A geometric series is a sequence of numbers where each term is derived by multiplying the previous one by a fixed, non-zero number called the common ratio. The general form of a geometric series can be written as \(a + ar + ar^2 + ar^3 + \ldots \), where \(a\) represents the first term and \(r\) is the common ratio. To determine convergence, it is important to check the value of \(r\).
- If \(|r| < 1\), the series converges to \(\frac{a}{1-r}\).
- If \(|r| \geq 1\), the series diverges.
This rule makes it easy to identify the behavior of geometric series. For example, in the series \(\sum_{k=1}^{\infty} \left(\frac{1}{2}\right)^k\), the common ratio is \(\frac{1}{2}\), which is less than 1. Thus, this series converges, allowing us to focus our attention on other parts of a complex series when analyzing convergence or divergence.

The harmonic series is a well-known divergent series that is represented as \(\sum_{k=1}^{\infty} \frac{1}{k}\). Even though the terms approach zero as \(k\) increases, the sum of the series tends to infinity, leading to divergence. This is a crucial aspect when evaluating series by comparison, as it provides a clear benchmark.
Unlike geometric series, the divergence of a harmonic series does not depend on a common ratio. Instead, it stems from the behavior where the accumulation of steadily smaller terms still manages to grow unbounded over time. In many exercises, including the one at hand, the harmonic series or its variations such as \(\sum_{k=1}^{\infty} 1\), play a pivotal role in the application of the comparison test when determining the divergence of another series.

The comparison test is a valuable tool for analyzing series convergence by comparing a series of interest to a second series whose convergence properties are already known. To apply the test, you generally need to:
- Identify a well-understood series, such as a geometric or harmonic series, which is similar in form to the series under consideration.
- Compare the terms of the two series. If the terms of your series are always less than or equal to the terms of a known converging series, your series converges. Conversely, if they are always greater than or equal to a known diverging series, your series diverges.

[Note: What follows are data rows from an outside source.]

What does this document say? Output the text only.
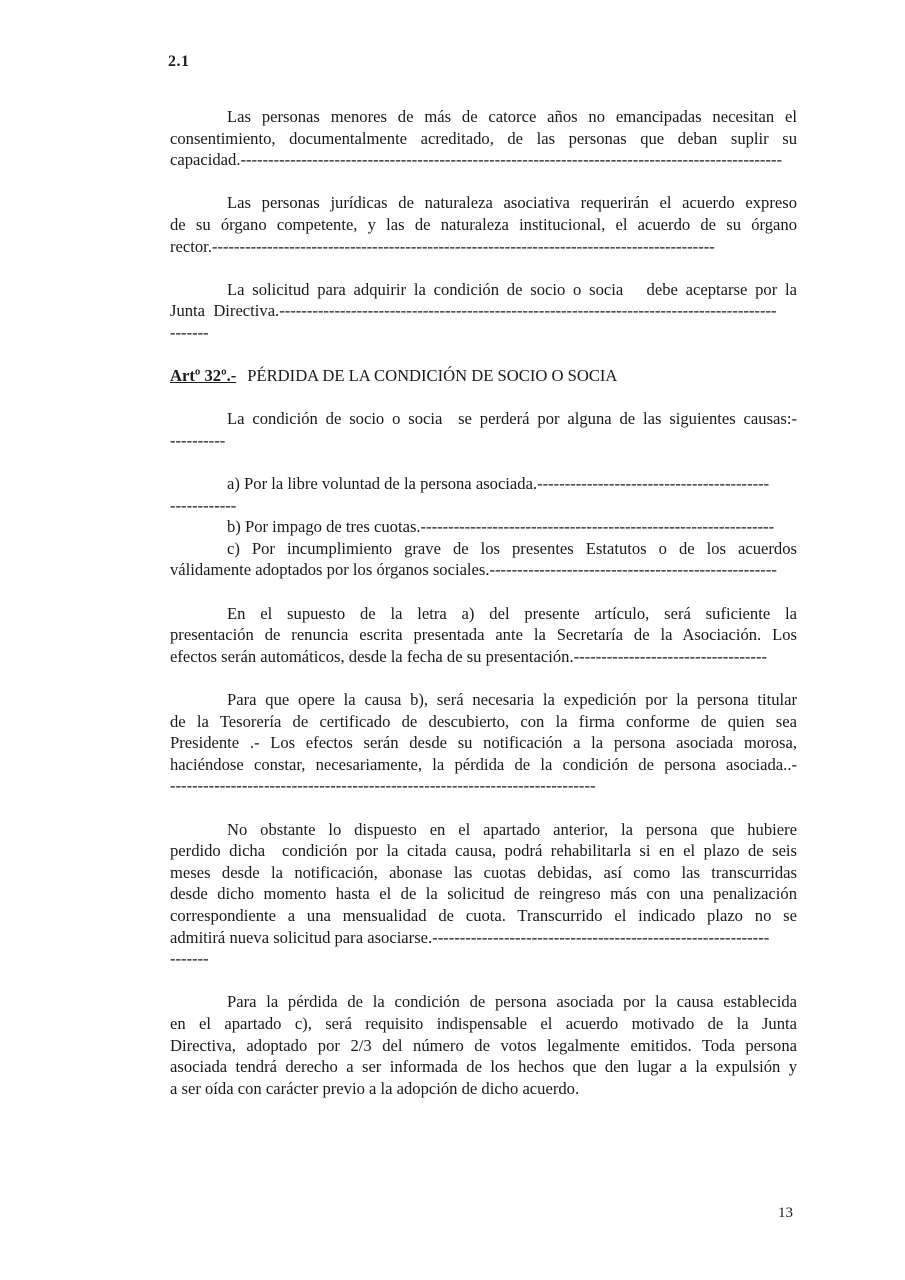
2.1
Las personas menores de más de catorce años no emancipadas necesitan el
consentimiento, documentalmente acreditado, de las personas que deban suplir su
capacidad.--------------------------------------------------------------------------------------------------
Las personas jurídicas de naturaleza asociativa requerirán el acuerdo expreso
de su órgano competente, y las de naturaleza institucional, el acuerdo de su órgano
rector.-------------------------------------------------------------------------------------------
La solicitud para adquirir la condición de socio o socia   debe aceptarse por la
Junta  Directiva.------------------------------------------------------------------------------------------
-------
Artº 32º.- PÉRDIDA DE LA CONDICIÓN DE SOCIO O SOCIA
La condición de socio o socia  se perderá por alguna de las siguientes causas:-
----------
a) Por la libre voluntad de la persona asociada.------------------------------------------
------------
b) Por impago de tres cuotas.----------------------------------------------------------------
c) Por incumplimiento grave de los presentes Estatutos o de los acuerdos
válidamente adoptados por los órganos sociales.----------------------------------------------------
En el supuesto de la letra a) del presente artículo, será suficiente la
presentación de renuncia escrita presentada ante la Secretaría de la Asociación. Los
efectos serán automáticos, desde la fecha de su presentación.-----------------------------------
Para que opere la causa b), será necesaria la expedición por la persona titular
de la Tesorería de certificado de descubierto, con la firma conforme de quien sea
Presidente .- Los efectos serán desde su notificación a la persona asociada morosa,
haciéndose constar, necesariamente, la pérdida de la condición de persona asociada..-
-----------------------------------------------------------------------------
No obstante lo dispuesto en el apartado anterior, la persona que hubiere
perdido dicha  condición por la citada causa, podrá rehabilitarla si en el plazo de seis
meses desde la notificación, abonase las cuotas debidas, así como las transcurridas
desde dicho momento hasta el de la solicitud de reingreso más con una penalización
correspondiente a una mensualidad de cuota. Transcurrido el indicado plazo no se
admitirá nueva solicitud para asociarse.-------------------------------------------------------------
-------
Para la pérdida de la condición de persona asociada por la causa establecida
en el apartado c), será requisito indispensable el acuerdo motivado de la Junta
Directiva, adoptado por 2/3 del número de votos legalmente emitidos. Toda persona
asociada tendrá derecho a ser informada de los hechos que den lugar a la expulsión y
a ser oída con carácter previo a la adopción de dicho acuerdo.
13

In our exercise, the series \(\sum_{k=1}^{\infty} \frac{k-1}{2k+1}\) was compared to a divergent harmonic series using the comparison test. Observing algebraic transformations helps align the series for comparison: \(\frac{k-1}{2k+1} \approx \frac{k}{2k} = \frac{1}{2}\). This approximation highlighted its divergence, reinforcing the decision to look at known series for fruitful conclusions about behavior.